# relatively new sod slowly dying in patches



## Dave Sal (Dec 20, 2012)

This past May I sodded a part of the back yard. Looked great, and I watered it twice a day religiously for about 6 weeks. Then I fertilized it with starter fertilizer and started mowing it. It still looked great. Lately though, it's been going downhill ever since. I have dead / dying patches that look bad. I'm wondering if anyone can look at the before and after pics and let me know if anything jumps out at them as to the cause. I'm going to be doing a soil test soon but in the meantime I'd appreciate any comments based on the pics. The grass is watered thoroughly each day so it's not a lack of water that's causing this. Thanks


----------



## Nik333 (Mar 1, 2015)

Fungus? Water & heat . . .There was just a thread about this. . .

Is there anything different about this patch, like drainage?

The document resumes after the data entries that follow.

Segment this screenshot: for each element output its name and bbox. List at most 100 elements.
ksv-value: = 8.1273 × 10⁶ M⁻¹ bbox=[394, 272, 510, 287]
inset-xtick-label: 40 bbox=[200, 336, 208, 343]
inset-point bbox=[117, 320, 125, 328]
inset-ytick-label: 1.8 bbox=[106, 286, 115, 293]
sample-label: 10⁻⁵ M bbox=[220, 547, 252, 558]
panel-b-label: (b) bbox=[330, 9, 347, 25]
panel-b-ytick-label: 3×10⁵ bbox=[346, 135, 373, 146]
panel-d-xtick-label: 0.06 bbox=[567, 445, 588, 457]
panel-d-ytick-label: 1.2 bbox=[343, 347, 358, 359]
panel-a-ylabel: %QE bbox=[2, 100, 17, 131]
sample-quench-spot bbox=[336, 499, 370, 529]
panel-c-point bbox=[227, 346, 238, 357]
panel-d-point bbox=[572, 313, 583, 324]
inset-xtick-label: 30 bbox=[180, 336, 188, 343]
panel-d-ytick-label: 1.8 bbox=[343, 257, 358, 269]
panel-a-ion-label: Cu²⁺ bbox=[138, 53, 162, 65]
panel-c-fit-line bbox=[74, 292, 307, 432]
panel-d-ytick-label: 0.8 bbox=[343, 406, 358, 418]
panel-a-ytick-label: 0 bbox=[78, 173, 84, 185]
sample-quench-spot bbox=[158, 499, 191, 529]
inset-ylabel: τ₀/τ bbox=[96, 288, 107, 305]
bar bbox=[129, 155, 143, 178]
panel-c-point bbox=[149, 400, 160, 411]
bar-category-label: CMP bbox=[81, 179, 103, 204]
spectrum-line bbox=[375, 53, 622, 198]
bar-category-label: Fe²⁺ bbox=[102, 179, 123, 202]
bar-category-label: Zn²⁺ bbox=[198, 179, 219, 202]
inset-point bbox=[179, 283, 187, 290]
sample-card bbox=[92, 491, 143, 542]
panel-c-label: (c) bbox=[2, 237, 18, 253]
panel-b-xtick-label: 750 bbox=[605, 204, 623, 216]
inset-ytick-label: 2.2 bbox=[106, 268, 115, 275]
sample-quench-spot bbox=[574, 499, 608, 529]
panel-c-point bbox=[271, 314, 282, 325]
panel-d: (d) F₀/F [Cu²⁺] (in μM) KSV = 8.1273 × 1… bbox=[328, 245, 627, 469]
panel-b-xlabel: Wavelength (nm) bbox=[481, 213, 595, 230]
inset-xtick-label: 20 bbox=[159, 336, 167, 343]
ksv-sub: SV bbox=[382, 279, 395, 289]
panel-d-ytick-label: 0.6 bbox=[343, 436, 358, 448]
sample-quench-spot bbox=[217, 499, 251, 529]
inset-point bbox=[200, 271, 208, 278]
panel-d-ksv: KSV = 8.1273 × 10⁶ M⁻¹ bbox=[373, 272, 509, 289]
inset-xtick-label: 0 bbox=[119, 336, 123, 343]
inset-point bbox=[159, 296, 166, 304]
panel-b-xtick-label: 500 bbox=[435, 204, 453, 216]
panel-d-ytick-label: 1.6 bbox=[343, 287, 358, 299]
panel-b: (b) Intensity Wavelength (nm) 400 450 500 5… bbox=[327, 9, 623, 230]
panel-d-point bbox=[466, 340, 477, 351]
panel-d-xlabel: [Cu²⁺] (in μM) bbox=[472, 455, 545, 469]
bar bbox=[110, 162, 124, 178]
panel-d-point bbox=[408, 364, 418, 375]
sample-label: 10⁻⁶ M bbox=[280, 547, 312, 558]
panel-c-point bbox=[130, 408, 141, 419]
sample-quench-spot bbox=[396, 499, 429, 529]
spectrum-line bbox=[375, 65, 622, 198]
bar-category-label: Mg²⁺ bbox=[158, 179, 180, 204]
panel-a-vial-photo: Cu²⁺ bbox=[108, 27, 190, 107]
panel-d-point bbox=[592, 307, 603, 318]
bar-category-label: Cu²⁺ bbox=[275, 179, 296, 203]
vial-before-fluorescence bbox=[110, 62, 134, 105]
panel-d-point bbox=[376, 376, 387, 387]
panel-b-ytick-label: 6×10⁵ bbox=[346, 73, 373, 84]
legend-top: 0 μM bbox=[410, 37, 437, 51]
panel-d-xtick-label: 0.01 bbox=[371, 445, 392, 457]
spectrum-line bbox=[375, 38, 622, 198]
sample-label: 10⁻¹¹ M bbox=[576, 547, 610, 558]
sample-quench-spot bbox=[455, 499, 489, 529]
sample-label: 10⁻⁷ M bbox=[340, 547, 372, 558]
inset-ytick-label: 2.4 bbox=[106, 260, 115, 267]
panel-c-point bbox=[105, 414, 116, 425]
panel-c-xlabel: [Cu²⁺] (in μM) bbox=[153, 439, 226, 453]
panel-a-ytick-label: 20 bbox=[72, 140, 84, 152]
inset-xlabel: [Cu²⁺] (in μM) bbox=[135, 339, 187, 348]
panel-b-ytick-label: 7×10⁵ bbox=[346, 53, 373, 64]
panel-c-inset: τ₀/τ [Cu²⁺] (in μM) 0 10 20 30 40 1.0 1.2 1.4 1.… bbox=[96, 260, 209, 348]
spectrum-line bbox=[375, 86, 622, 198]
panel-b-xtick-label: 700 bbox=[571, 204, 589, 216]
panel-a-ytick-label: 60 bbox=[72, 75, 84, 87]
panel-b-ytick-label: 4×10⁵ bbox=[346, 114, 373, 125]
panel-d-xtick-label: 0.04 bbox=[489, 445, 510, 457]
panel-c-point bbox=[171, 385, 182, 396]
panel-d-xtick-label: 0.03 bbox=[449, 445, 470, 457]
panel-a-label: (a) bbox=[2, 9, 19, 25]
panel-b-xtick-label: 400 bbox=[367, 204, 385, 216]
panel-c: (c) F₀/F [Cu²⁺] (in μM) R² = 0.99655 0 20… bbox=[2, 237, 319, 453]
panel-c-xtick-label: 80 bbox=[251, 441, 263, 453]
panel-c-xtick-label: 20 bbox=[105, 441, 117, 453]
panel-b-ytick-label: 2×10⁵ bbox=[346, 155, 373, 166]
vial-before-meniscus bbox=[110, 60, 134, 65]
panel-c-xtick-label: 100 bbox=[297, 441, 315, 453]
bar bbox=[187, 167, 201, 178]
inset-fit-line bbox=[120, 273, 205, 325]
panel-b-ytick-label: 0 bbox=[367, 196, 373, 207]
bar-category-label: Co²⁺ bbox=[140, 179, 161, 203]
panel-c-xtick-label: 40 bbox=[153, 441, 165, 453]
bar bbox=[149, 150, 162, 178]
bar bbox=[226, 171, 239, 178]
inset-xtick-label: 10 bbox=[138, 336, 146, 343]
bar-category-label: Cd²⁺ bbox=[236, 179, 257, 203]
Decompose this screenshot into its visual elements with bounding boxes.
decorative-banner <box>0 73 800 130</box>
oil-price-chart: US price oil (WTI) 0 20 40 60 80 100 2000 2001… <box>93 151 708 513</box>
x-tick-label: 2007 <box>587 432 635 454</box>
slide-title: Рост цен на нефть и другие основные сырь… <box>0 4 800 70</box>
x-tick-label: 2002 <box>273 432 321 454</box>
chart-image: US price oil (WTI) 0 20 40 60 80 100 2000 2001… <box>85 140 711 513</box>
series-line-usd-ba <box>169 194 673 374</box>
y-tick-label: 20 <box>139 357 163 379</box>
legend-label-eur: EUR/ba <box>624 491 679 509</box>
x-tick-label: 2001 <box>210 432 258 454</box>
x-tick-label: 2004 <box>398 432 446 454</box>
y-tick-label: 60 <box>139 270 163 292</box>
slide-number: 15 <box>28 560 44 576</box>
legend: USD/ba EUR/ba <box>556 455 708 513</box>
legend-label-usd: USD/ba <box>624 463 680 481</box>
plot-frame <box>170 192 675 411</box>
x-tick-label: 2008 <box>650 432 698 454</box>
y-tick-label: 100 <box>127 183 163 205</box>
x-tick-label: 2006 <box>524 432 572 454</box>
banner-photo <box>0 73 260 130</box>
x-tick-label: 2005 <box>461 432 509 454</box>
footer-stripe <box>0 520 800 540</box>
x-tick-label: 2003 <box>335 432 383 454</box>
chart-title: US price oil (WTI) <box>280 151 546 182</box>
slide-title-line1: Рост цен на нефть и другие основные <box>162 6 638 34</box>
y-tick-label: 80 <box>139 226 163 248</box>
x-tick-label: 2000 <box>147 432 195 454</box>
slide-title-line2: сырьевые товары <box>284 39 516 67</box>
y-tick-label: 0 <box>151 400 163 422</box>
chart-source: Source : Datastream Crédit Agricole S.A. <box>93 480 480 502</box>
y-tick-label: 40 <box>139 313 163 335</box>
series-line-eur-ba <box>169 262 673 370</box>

Sorry, I guess you just got teased about dog pee. Better luck this time. :}


----------



## Dave Sal (Dec 20, 2012)

Yeah, I got the animal pee in the first post. I didn't really want to start a new one but most DIY'ers like pictures. The drainage is the same. There are lawns in the neighborhood that look like a new country club fairway. Mine used to look like that years ago. Don't know what the difference is. I wonder if a soil test will be able to tell if a fungus is at work here. I'm going to send a picture with the soil sample so they can see what I'm dealing with. Thanks for the reply.


----------



## SPS-1 (Oct 21, 2008)

Fertilizing in the summer is not considered a good idea.

https://www.todayshomeowner.com/summer-lawn-care-guide/


----------



## Dave Sal (Dec 20, 2012)

SPS-1 said:


> Fertilizing in the summer is not considered a good idea.
> 
> https://www.todayshomeowner.com/summer-lawn-care-guide/


That was an interesting read. Copying and saving for future reference. And timely too, as I was thinking about fertilizing the front lawn in a week or so. Now I'll hold off till the fall. Makes me wonder about the validity of Scott's Four Step Plan. Thanks again for the link.


----------



## Msradell (Sep 1, 2011)

My first guess would be that it's being over watered. Especially when you consider the fact that the place is dying as close to the driveway so that area doesn't drain off as well. It's been in long enough that it should be quite well-established and should only require watering two or three times per week.


----------



## Dave Sal (Dec 20, 2012)

Guess I'll try not watering for a while. It's been pretty hot and dry in the Chicago area lately. Maybe it's best to let it go dormant and see what happens. Thanks


----------